Emily Dickinson did not give up the world but neither could she find I herself in the world, so she retired from it. Only by violating a purity of self, only by denying her inspirations, and values and purposes, only by distorting her private perceptions and experiences could she achieve an acceptable place and be approved by others. Only by compromising, by distorting, by abstracting from her total experience what could be confirmed, by using a common language, by employing recognizable standards and forms could she have lived in society. She had to resist being warped into something resentful and ugly by a practical society, by the values of a middle-class education and culture, and by the evangelical demands of her community. She resisted by choosing a life of seclusion as the only way of life by which she could consolidate her resources and express her talents in unique, poetic forms.


The loneliness and simplicity of her life enabled her to live in accordance with her private experiences and convictions and to realize her talents. Her indifference to professional or artistic goals and to social recognition, she expresses in the following poem.

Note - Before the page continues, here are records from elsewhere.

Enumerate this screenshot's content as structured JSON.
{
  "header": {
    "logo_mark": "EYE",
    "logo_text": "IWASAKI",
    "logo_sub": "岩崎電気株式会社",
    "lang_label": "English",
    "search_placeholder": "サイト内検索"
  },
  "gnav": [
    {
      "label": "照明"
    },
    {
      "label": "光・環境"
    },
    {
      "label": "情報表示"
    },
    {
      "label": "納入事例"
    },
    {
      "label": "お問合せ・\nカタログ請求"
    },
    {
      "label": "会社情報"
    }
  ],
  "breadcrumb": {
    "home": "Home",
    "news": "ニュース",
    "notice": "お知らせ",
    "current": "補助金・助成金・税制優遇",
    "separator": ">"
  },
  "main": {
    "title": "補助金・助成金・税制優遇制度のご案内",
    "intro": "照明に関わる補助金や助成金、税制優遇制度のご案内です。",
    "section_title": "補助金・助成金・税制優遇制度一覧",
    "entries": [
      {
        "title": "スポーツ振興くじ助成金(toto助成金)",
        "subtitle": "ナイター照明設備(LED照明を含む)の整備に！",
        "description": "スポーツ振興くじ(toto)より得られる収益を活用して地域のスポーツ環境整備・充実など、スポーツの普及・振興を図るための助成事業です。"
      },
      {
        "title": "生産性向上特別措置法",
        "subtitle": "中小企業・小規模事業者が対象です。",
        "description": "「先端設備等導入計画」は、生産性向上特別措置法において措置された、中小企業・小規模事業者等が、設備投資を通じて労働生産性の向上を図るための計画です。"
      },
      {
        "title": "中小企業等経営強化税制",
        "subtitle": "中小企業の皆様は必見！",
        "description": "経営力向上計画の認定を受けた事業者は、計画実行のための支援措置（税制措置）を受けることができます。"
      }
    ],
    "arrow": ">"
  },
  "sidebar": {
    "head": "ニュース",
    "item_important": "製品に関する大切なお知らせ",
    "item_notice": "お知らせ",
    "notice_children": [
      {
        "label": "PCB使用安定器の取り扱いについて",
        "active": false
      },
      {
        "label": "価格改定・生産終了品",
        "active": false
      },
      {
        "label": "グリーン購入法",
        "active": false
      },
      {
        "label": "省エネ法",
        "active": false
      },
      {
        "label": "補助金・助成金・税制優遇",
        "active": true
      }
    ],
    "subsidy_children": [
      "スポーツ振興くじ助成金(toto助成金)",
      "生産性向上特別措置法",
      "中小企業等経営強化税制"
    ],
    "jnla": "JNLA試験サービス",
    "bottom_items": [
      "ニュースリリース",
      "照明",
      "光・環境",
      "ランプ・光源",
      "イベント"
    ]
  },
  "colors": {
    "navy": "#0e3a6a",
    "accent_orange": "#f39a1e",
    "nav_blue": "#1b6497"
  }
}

How happy is the little Stone

That rambles in the Road alone,

And doesn’t care about Careers

And Exigencies never fears-

Whose Coat of elemental Brown

A passing Universe put on,

And independent as the Sun

Associates or glows alone,

Fulfilling absolute Decree

In casual simplicity


Through a reclusive life she maintained her health and her sanity. She enjoyed a gentle peacefulness and serenity. Through loneliness, she preserved her integrity, her individuality. In this, she remained private, immovable, proud. She achieved a victory, living creatively in isolation, never being forced to bitterness, retaliation, hatred, but always maintaining a pure identity of love, gentleness, and understanding combined with wisdom, determination, and a powerful authenticity.


(...)


Her poetry was her way of maintaining an inner life and growing in isolation and loneliness. In these poetic forms Emily Dickinson lives forever, bringing gladness and joy, depth of feeling and understanding, to thousands of human hearts. Her poems were conceived in lonely hours. They depict the incongruity of man and the universe, the loneliness man feels in separating himself from the universe, the tragedy of man’s selfestrangement and alienation from nature. Her poems empowered her to endure life and attain a fortitude and intuitive vision into the unknowable, into nature, beauty, the ordinary experiences of life, and into death and immortality.


(...)


Richard Chase describes Miss Dickinson’s victory, as follows.

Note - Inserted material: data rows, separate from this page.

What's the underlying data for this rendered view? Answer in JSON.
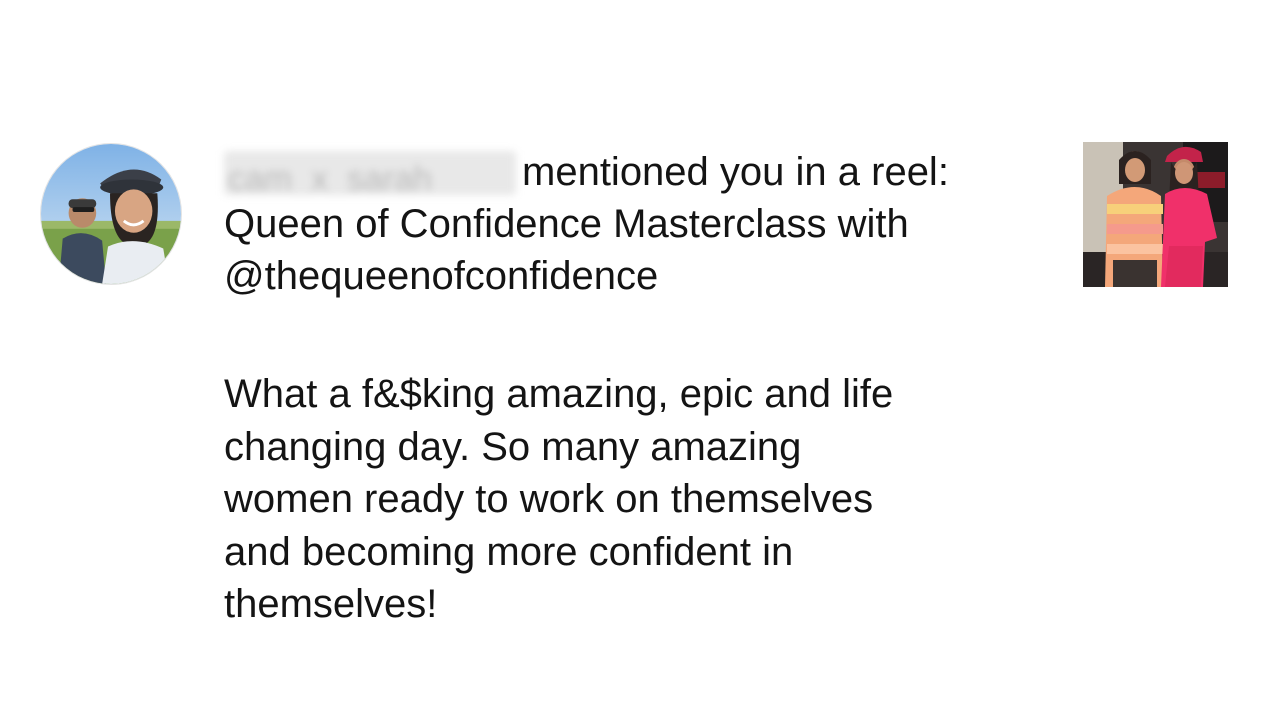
{
  "notification": {
    "username": "cam_x_sarah",
    "action_text": "mentioned you in a reel:",
    "reel_title": "Queen of Confidence Masterclass with",
    "mention": "@thequeenofconfidence",
    "caption_lines": [
      "What a f&$king amazing, epic and life",
      "changing day. So many amazing",
      "women ready to work on themselves",
      "and becoming more confident in",
      "themselves!"
    ]
  },
  "colors": {
    "background": "#ffffff",
    "text": "#141414",
    "blur": "#e8e8e8"
  },
  "icons": {
    "avatar": "profile-avatar-photo",
    "thumbnail": "reel-thumbnail-photo"
  }
}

Her antagonist was nothing less than society itself, and the public opinion through which the values of society were forced upon the individual. She was entirely content to be what the world called a “nobody” so long as her position as “nobody” could be used as a vantage point....And in her way she defeated the world, finally overwhelming its most stubbornly held redoubts. Her strategy was elaborate and extreme; it involved her own death. Emily Dickinson’s seclusion — sad as it was and unpropitious for our culture — was yet one of the notable acts of our history.


In one way or another, most of Emily Dickinson’s poems bear irrevocably the depth of her isolation and loneliness. But it was a way of life she chose because she felt she must. She gave to her seclusion a range of significance beyond herself. She gave it a liveliness and beauty, an experiential quality that enabled her to commune with many frightened lonely souls, unaware of their own separation from life."